Era certa sua partida, é claro, todos iremos morrer. É inevitável e inegável. Nisto, eu sei, sou bem materialista. O caminho trilhado tem a catarse no precipício de nós mesmos. Não adianta fugir, espernear, que não tem volta. Nenhum sonho de bens materiais vai nos tirar deste objetivo. Nenhuma manipulação favorável do destino irá nos desviar nem evitar atingir essa meta.

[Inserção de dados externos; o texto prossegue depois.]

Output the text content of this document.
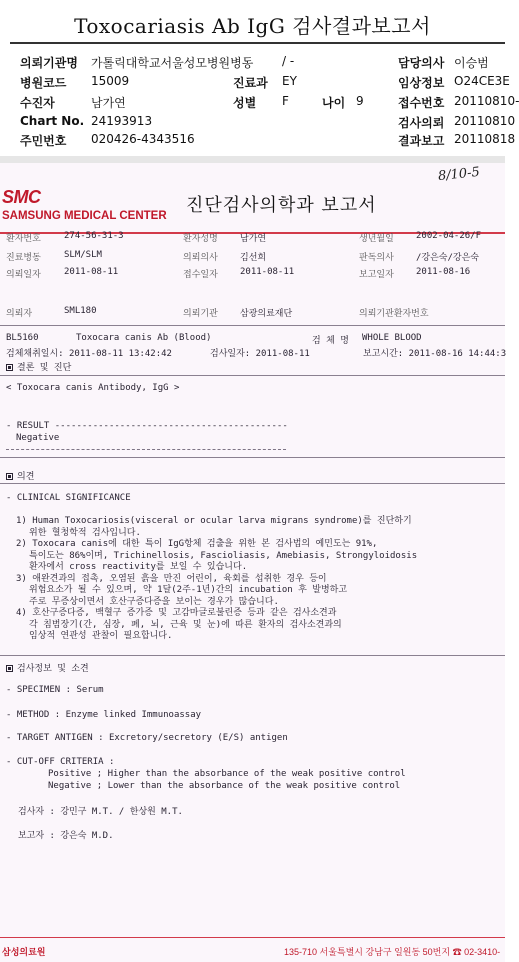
Toxocariasis Ab IgG 검사결과보고서
의뢰기관명 가톨릭대학교서울성모병원병동 / -	담당의사 이승범
병원코드 15009	진료과 EY	임상정보 O24CE3E
수진자	남가연	성별 F	나이 9	접수번호 20110810-
Chart No. 24193913	검사의뢰 20110810
주민번호 020426-4343516	결과보고 20110818
8/10-5
SMC
SAMSUNG MEDICAL CENTER 진단검사의학과 보고서
환자번호	274-56-31-3	환자성명 남가연	생년월일 2002-04-26/F
진료병동	SLM/SLM	의뢰의사 김선희	판독의사 /강은숙/강은숙
의뢰일자	2011-08-11	접수일자 2011-08-11	보고일자 2011-08-16
의뢰자	SML180	의뢰기관 삼광의료재단	의뢰기관환자번호
BL5160	Toxocara canis Ab (Blood)	검 체 명 WHOLE BLOOD
검체채취일시: 2011-08-11 13:42:42	검사일자: 2011-08-11	보고시간: 2011-08-16 14:44:3
결론 및 진단
< Toxocara canis Antibody, IgG >
- RESULT -------------------------------------------
Negative
의견
- CLINICAL SIGNIFICANCE

1) Human Toxocariosis(visceral or ocular larva migrans syndrome)를 진단하기

위한 혈청학적 검사입니다.

2) Toxocara canis에 대한 특이 IgG항체 검출을 위한 본 검사법의 예민도는 91%,

특이도는 86%이며, Trichinellosis, Fascioliasis, Amebiasis, Strongyloidosis

환자에서 cross reactivity를 보일 수 있습니다.

3) 애완견과의 접촉, 오염된 흙을 만진 어린이, 육회를 섭취한 경우 등이

위험요소가 될 수 있으며, 약 1달(2주-1년)간의 incubation 후 발병하고

주로 무증상이면서 호산구증다증을 보이는 경우가 많습니다.

4) 호산구증다증, 백혈구 증가증 및 고감마글로불린증 등과 같은 검사소견과

각 침범장기(간, 심장, 폐, 뇌, 근육 및 눈)에 따른 환자의 검사소견과의

임상적 연관성 관찰이 필요합니다.

검사정보 및 소견
- SPECIMEN : Serum
- METHOD : Enzyme linked Immunoassay
- TARGET ANTIGEN : Excretory/secretory (E/S) antigen
- CUT-OFF CRITERIA :
Positive ; Higher than the absorbance of the weak positive control
Negative ; Lower than the absorbance of the weak positive control
검사자 : 강민구 M.T. / 한상원 M.T.
보고자 : 강은숙 M.D.
삼성의료원	135-710 서울특별시 강남구 일원동 50번지 ☎ 02-3410-
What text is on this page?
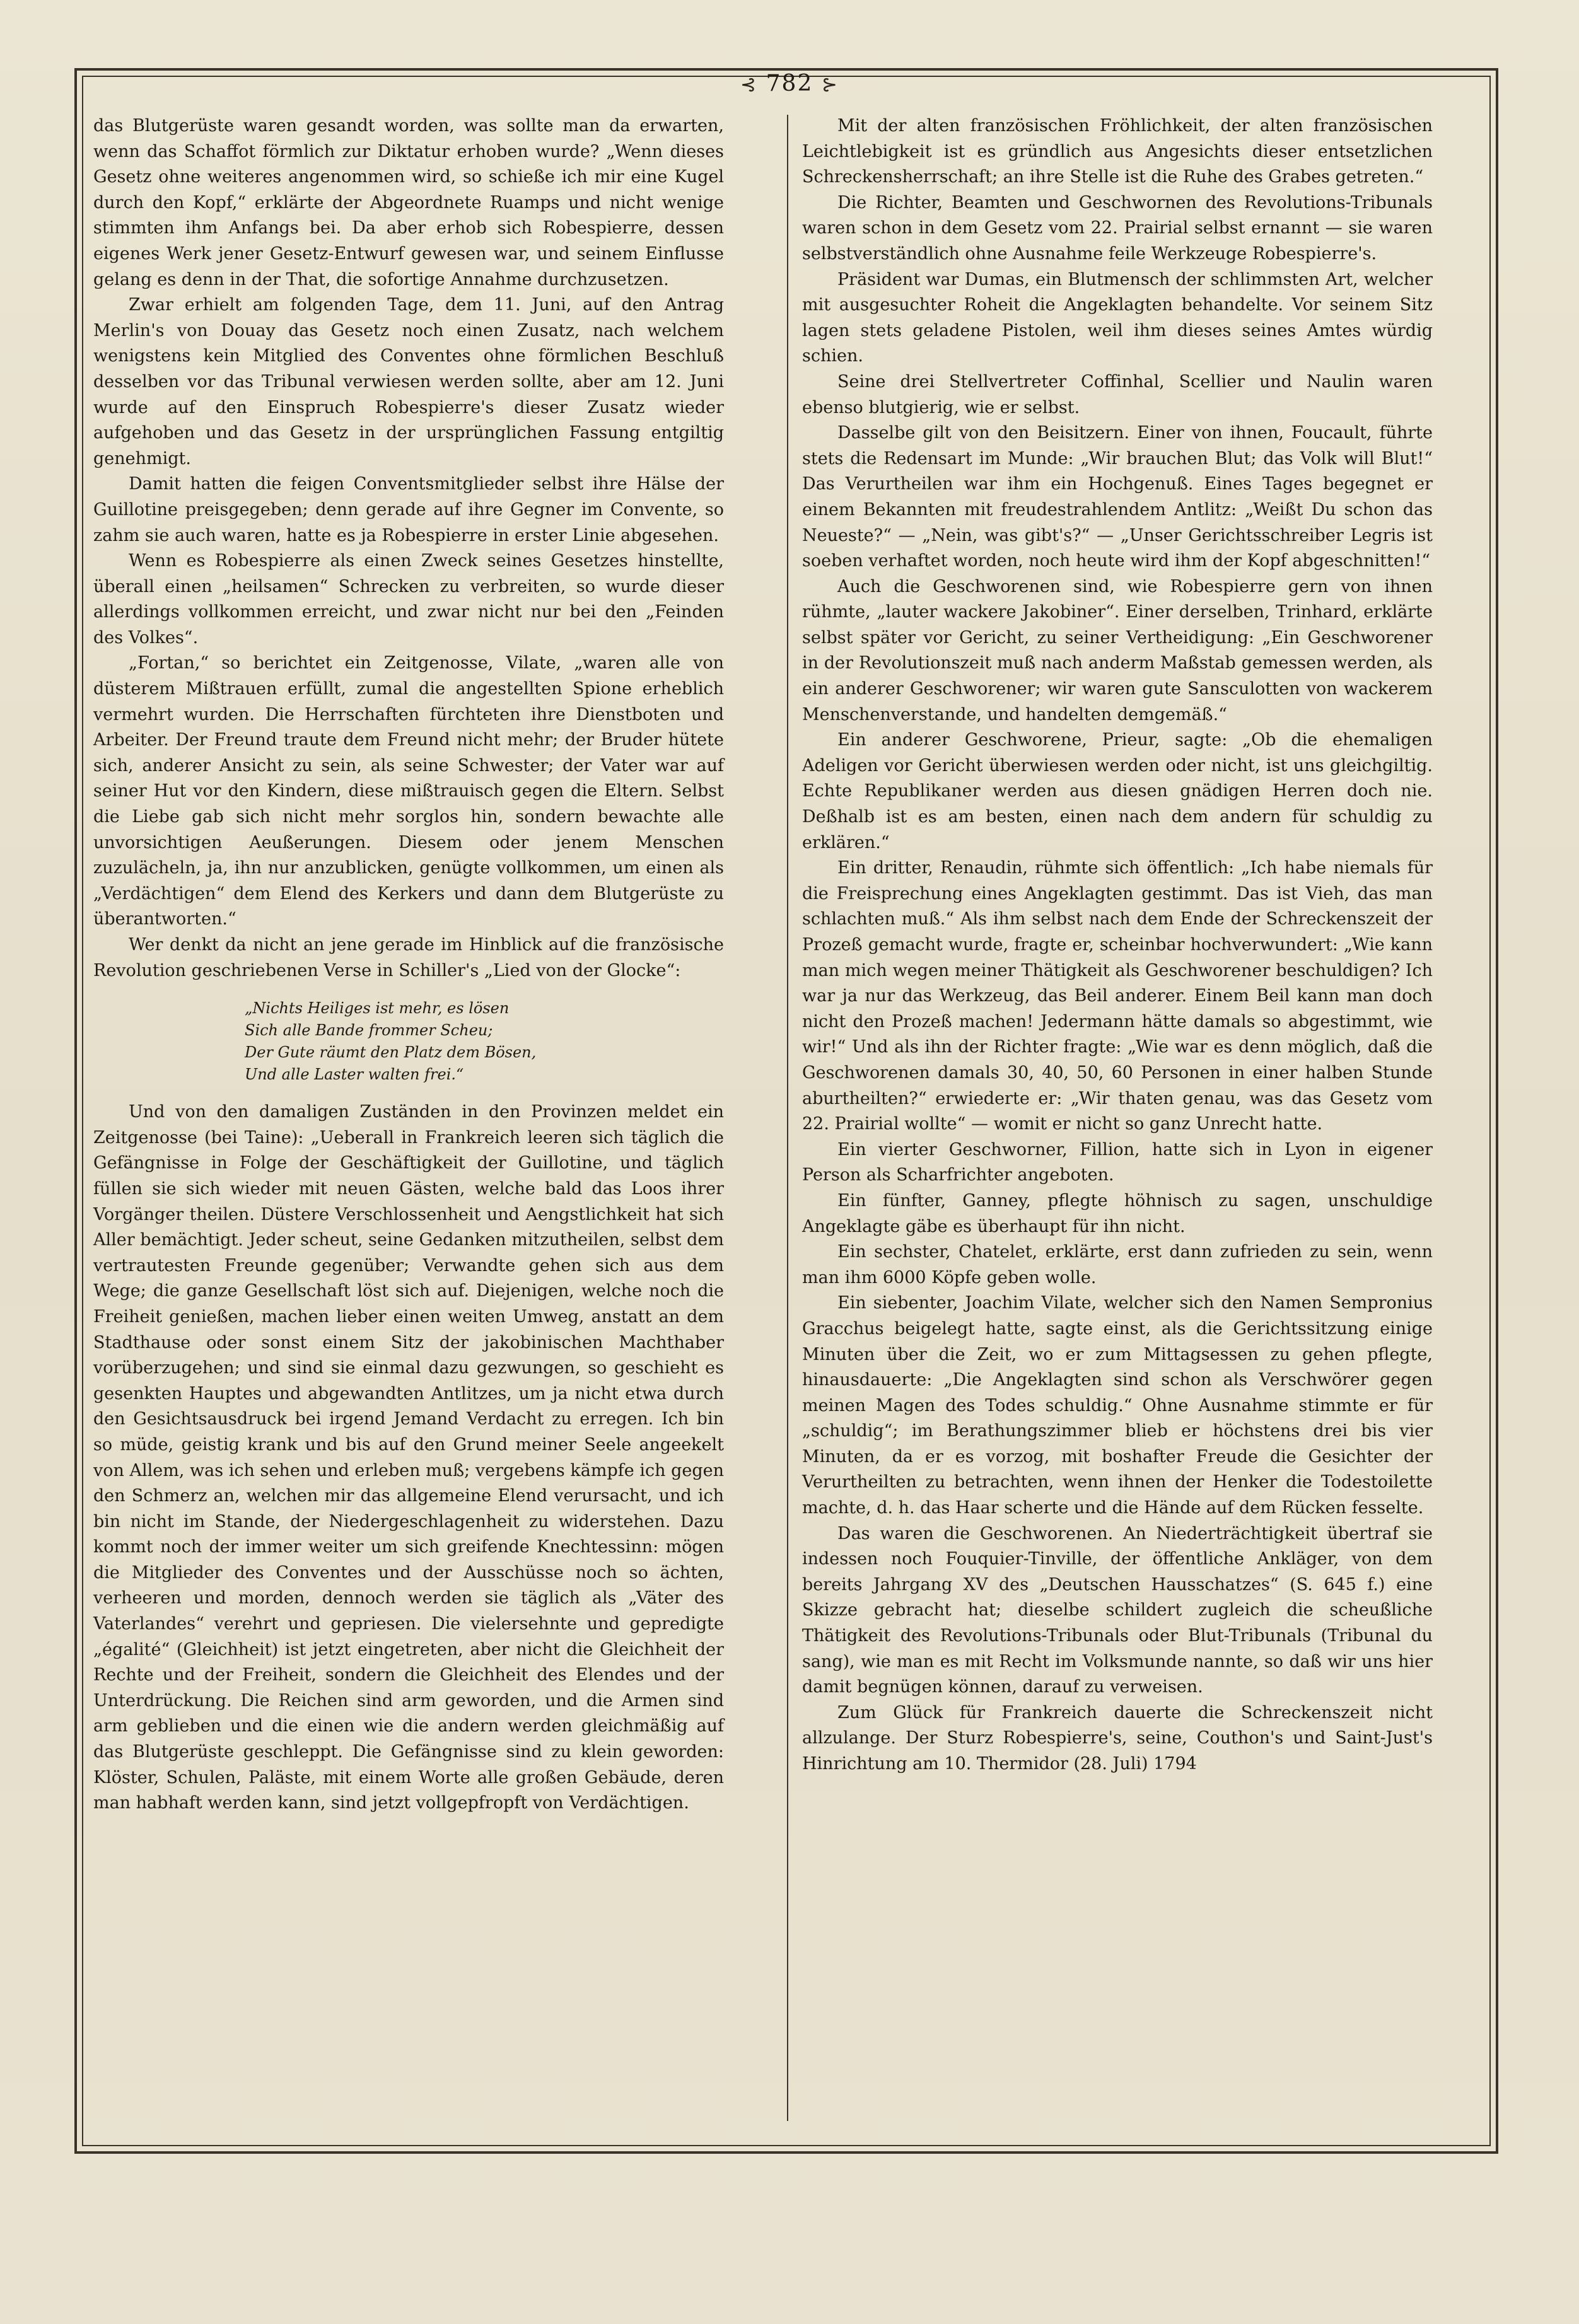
⊰ 782 ⊱

das Blutgerüste waren gesandt worden, was sollte man da erwarten, wenn das Schaffot förmlich zur Diktatur erhoben wurde? „Wenn dieses Gesetz ohne weiteres angenommen wird, so schieße ich mir eine Kugel durch den Kopf,“ erklärte der Abgeordnete Ruamps und nicht wenige stimmten ihm Anfangs bei. Da aber erhob sich Robespierre, dessen eigenes Werk jener Gesetz-Entwurf gewesen war, und seinem Einflusse gelang es denn in der That, die sofortige Annahme durchzusetzen.

Zwar erhielt am folgenden Tage, dem 11. Juni, auf den Antrag Merlin's von Douay das Gesetz noch einen Zusatz, nach welchem wenigstens kein Mitglied des Conventes ohne förmlichen Beschluß desselben vor das Tribunal verwiesen werden sollte, aber am 12. Juni wurde auf den Einspruch Robespierre's dieser Zusatz wieder aufgehoben und das Gesetz in der ursprünglichen Fassung entgiltig genehmigt.

Damit hatten die feigen Conventsmitglieder selbst ihre Hälse der Guillotine preisgegeben; denn gerade auf ihre Gegner im Convente, so zahm sie auch waren, hatte es ja Robespierre in erster Linie abgesehen.

Wenn es Robespierre als einen Zweck seines Gesetzes hinstellte, überall einen „heilsamen“ Schrecken zu verbreiten, so wurde dieser allerdings vollkommen erreicht, und zwar nicht nur bei den „Feinden des Volkes“.

„Fortan,“ so berichtet ein Zeitgenosse, Vilate, „waren alle von düsterem Mißtrauen erfüllt, zumal die angestellten Spione erheblich vermehrt wurden. Die Herrschaften fürchteten ihre Dienstboten und Arbeiter. Der Freund traute dem Freund nicht mehr; der Bruder hütete sich, anderer Ansicht zu sein, als seine Schwester; der Vater war auf seiner Hut vor den Kindern, diese mißtrauisch gegen die Eltern. Selbst die Liebe gab sich nicht mehr sorglos hin, sondern bewachte alle unvorsichtigen Aeußerungen. Diesem oder jenem Menschen zuzulächeln, ja, ihn nur anzublicken, genügte vollkommen, um einen als „Verdächtigen“ dem Elend des Kerkers und dann dem Blutgerüste zu überantworten.“

Wer denkt da nicht an jene gerade im Hinblick auf die französische Revolution geschriebenen Verse in Schiller's „Lied von der Glocke“:

„Nichts Heiliges ist mehr, es lösen
Sich alle Bande frommer Scheu;
Der Gute räumt den Platz dem Bösen,
Und alle Laster walten frei.“

Und von den damaligen Zuständen in den Provinzen meldet ein Zeitgenosse (bei Taine): „Ueberall in Frankreich leeren sich täglich die Gefängnisse in Folge der Geschäftigkeit der Guillotine, und täglich füllen sie sich wieder mit neuen Gästen, welche bald das Loos ihrer Vorgänger theilen. Düstere Verschlossenheit und Aengstlichkeit hat sich Aller bemächtigt. Jeder scheut, seine Gedanken mitzutheilen, selbst dem vertrautesten Freunde gegenüber; Verwandte gehen sich aus dem Wege; die ganze Gesellschaft löst sich auf. Diejenigen, welche noch die Freiheit genießen, machen lieber einen weiten Umweg, anstatt an dem Stadthause oder sonst einem Sitz der jakobinischen Machthaber vorüberzugehen; und sind sie einmal dazu gezwungen, so geschieht es gesenkten Hauptes und abgewandten Antlitzes, um ja nicht etwa durch den Gesichtsausdruck bei irgend Jemand Verdacht zu erregen. Ich bin so müde, geistig krank und bis auf den Grund meiner Seele angeekelt von Allem, was ich sehen und erleben muß; vergebens kämpfe ich gegen den Schmerz an, welchen mir das allgemeine Elend verursacht, und ich bin nicht im Stande, der Niedergeschlagenheit zu widerstehen. Dazu kommt noch der immer weiter um sich greifende Knechtessinn: mögen die Mitglieder des Conventes und der Ausschüsse noch so ächten, verheeren und morden, dennoch werden sie täglich als „Väter des Vaterlandes“ verehrt und gepriesen. Die vielersehnte und gepredigte „égalité“ (Gleichheit) ist jetzt eingetreten, aber nicht die Gleichheit der Rechte und der Freiheit, sondern die Gleichheit des Elendes und der Unterdrückung. Die Reichen sind arm geworden, und die Armen sind arm geblieben und die einen wie die andern werden gleichmäßig auf das Blutgerüste geschleppt. Die Gefängnisse sind zu klein geworden: Klöster, Schulen, Paläste, mit einem Worte alle großen Gebäude, deren man habhaft werden kann, sind jetzt vollgepfropft von Verdächtigen.

Mit der alten französischen Fröhlichkeit, der alten französischen Leichtlebigkeit ist es gründlich aus Angesichts dieser entsetzlichen Schreckensherrschaft; an ihre Stelle ist die Ruhe des Grabes getreten.“

Die Richter, Beamten und Geschwornen des Revolutions-Tribunals waren schon in dem Gesetz vom 22. Prairial selbst ernannt — sie waren selbstverständlich ohne Ausnahme feile Werkzeuge Robespierre's.

Präsident war Dumas, ein Blutmensch der schlimmsten Art, welcher mit ausgesuchter Roheit die Angeklagten behandelte. Vor seinem Sitz lagen stets geladene Pistolen, weil ihm dieses seines Amtes würdig schien.

Seine drei Stellvertreter Coffinhal, Scellier und Naulin waren ebenso blutgierig, wie er selbst.

Dasselbe gilt von den Beisitzern. Einer von ihnen, Foucault, führte stets die Redensart im Munde: „Wir brauchen Blut; das Volk will Blut!“ Das Verurtheilen war ihm ein Hochgenuß. Eines Tages begegnet er einem Bekannten mit freudestrahlendem Antlitz: „Weißt Du schon das Neueste?“ — „Nein, was gibt's?“ — „Unser Gerichtsschreiber Legris ist soeben verhaftet worden, noch heute wird ihm der Kopf abgeschnitten!“

Auch die Geschworenen sind, wie Robespierre gern von ihnen rühmte, „lauter wackere Jakobiner“. Einer derselben, Trinhard, erklärte selbst später vor Gericht, zu seiner Vertheidigung: „Ein Geschworener in der Revolutionszeit muß nach anderm Maßstab gemessen werden, als ein anderer Geschworener; wir waren gute Sansculotten von wackerem Menschenverstande, und handelten demgemäß.“

Ein anderer Geschworene, Prieur, sagte: „Ob die ehemaligen Adeligen vor Gericht überwiesen werden oder nicht, ist uns gleichgiltig. Echte Republikaner werden aus diesen gnädigen Herren doch nie. Deßhalb ist es am besten, einen nach dem andern für schuldig zu erklären.“

Ein dritter, Renaudin, rühmte sich öffentlich: „Ich habe niemals für die Freisprechung eines Angeklagten gestimmt. Das ist Vieh, das man schlachten muß.“ Als ihm selbst nach dem Ende der Schreckenszeit der Prozeß gemacht wurde, fragte er, scheinbar hochverwundert: „Wie kann man mich wegen meiner Thätigkeit als Geschworener beschuldigen? Ich war ja nur das Werkzeug, das Beil anderer. Einem Beil kann man doch nicht den Prozeß machen! Jedermann hätte damals so abgestimmt, wie wir!“ Und als ihn der Richter fragte: „Wie war es denn möglich, daß die Geschworenen damals 30, 40, 50, 60 Personen in einer halben Stunde aburtheilten?“ erwiederte er: „Wir thaten genau, was das Gesetz vom 22. Prairial wollte“ — womit er nicht so ganz Unrecht hatte.

Ein vierter Geschworner, Fillion, hatte sich in Lyon in eigener Person als Scharfrichter angeboten.

Ein fünfter, Ganney, pflegte höhnisch zu sagen, unschuldige Angeklagte gäbe es überhaupt für ihn nicht.

Ein sechster, Chatelet, erklärte, erst dann zufrieden zu sein, wenn man ihm 6000 Köpfe geben wolle.

Ein siebenter, Joachim Vilate, welcher sich den Namen Sempronius Gracchus beigelegt hatte, sagte einst, als die Gerichtssitzung einige Minuten über die Zeit, wo er zum Mittagsessen zu gehen pflegte, hinausdauerte: „Die Angeklagten sind schon als Verschwörer gegen meinen Magen des Todes schuldig.“ Ohne Ausnahme stimmte er für „schuldig“; im Berathungszimmer blieb er höchstens drei bis vier Minuten, da er es vorzog, mit boshafter Freude die Gesichter der Verurtheilten zu betrachten, wenn ihnen der Henker die Todestoilette machte, d. h. das Haar scherte und die Hände auf dem Rücken fesselte.

Das waren die Geschworenen. An Niederträchtigkeit übertraf sie indessen noch Fouquier-Tinville, der öffentliche Ankläger, von dem bereits Jahrgang XV des „Deutschen Hausschatzes“ (S. 645 f.) eine Skizze gebracht hat; dieselbe schildert zugleich die scheußliche Thätigkeit des Revolutions-Tribunals oder Blut-Tribunals (Tribunal du sang), wie man es mit Recht im Volksmunde nannte, so daß wir uns hier damit begnügen können, darauf zu verweisen.

Zum Glück für Frankreich dauerte die Schreckenszeit nicht allzulange. Der Sturz Robespierre's, seine, Couthon's und Saint-Just's Hinrichtung am 10. Thermidor (28. Juli) 1794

Ainda causa estranheza o fato dele ter procurar o próprio precipício. Não que ele tenha ido as via de fato. Foi o descaso com a saúde que o levou. Ele tão regrado e disciplinador com relação a tratamentos, receituário e aplicação de remédio. A idade pode ter sido um fator, mas a displicência para com o tratamento e a soberba com que encarava as suas próprias enfermidades foram determinantes para o final das contas. Quando o retorno já era impossível nada mais tinha que fazer se não se resignar.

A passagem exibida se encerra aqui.